Let $f:D\rightarrow \mathbb{K}$ be an analytic function.
Then, $f$ is infinitely differentiable and $\forall x_0\in D$, there exists a neighborhood $N$ of $x_0$ such that $\forall x\in N\cap D, f(x)=\sum_{n=0}^\infty \frac{f^{(n)}(x_0)}{n!} (x-x_0)^n$.
My question is that, is $f(x)=\sum_{n=0}^\infty \frac{f^{(n)}(x_0)}{n!} (x-x_0)^n, \forall x\in D$?

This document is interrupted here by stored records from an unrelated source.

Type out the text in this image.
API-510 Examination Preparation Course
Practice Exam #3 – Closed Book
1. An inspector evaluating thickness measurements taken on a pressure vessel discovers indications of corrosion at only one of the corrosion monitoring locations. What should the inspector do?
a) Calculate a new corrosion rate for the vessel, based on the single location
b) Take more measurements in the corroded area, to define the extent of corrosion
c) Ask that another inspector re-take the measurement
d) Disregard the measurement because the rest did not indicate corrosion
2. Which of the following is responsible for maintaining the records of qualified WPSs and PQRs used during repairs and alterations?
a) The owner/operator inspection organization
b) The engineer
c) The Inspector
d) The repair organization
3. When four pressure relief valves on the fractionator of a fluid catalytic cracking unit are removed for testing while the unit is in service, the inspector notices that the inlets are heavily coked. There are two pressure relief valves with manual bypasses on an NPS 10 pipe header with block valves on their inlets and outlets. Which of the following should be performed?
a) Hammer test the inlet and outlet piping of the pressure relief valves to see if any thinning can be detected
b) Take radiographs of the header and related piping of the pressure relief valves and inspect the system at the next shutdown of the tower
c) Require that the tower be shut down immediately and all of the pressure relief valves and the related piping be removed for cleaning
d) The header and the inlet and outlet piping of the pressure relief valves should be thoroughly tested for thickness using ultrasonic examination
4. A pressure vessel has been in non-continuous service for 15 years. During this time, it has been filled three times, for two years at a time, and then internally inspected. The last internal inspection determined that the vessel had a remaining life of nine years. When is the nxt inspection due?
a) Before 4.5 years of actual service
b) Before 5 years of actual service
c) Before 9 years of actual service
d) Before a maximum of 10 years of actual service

If not, what would be a counterexample?
On
For $\mathbb{K} = \mathbb{R}$ take $D = \mathbb{R}$ and $f(x) = \frac{1}{1+x^2}$. The Taylor series of $f$ at $x = 0$ is $\sum_{n=1}^{\infty}(-1)^n x^{2n}$, with convergence set $[-1,1)$. The radius of convergence of this series is $1$ and this is due to the fact that the function of complex variable $z\mapsto \frac{1}{1+z^2}$ is not defined at $z= \pm i$.
In general, any real analytic function on $\mathbb{R}$ is the restriction of a unique complex analytic with domain of definition $\tilde D \supset \mathbb{R}$. If $\tilde D$ is not the whole $\mathbb{C}$ then the Taylor series of $f$ at any point $x_0$ will have a radius of convergence equal to the distance from $x_0$ to the complement of $\tilde D$.
The function $\frac{1}{x}$ is analytic on $D=\mathbb R\setminus \{0\}$, for each $x_0$, the taylor series for the function only converges for $x\in [x_0-|x_0|, x_0+|x_0|]$.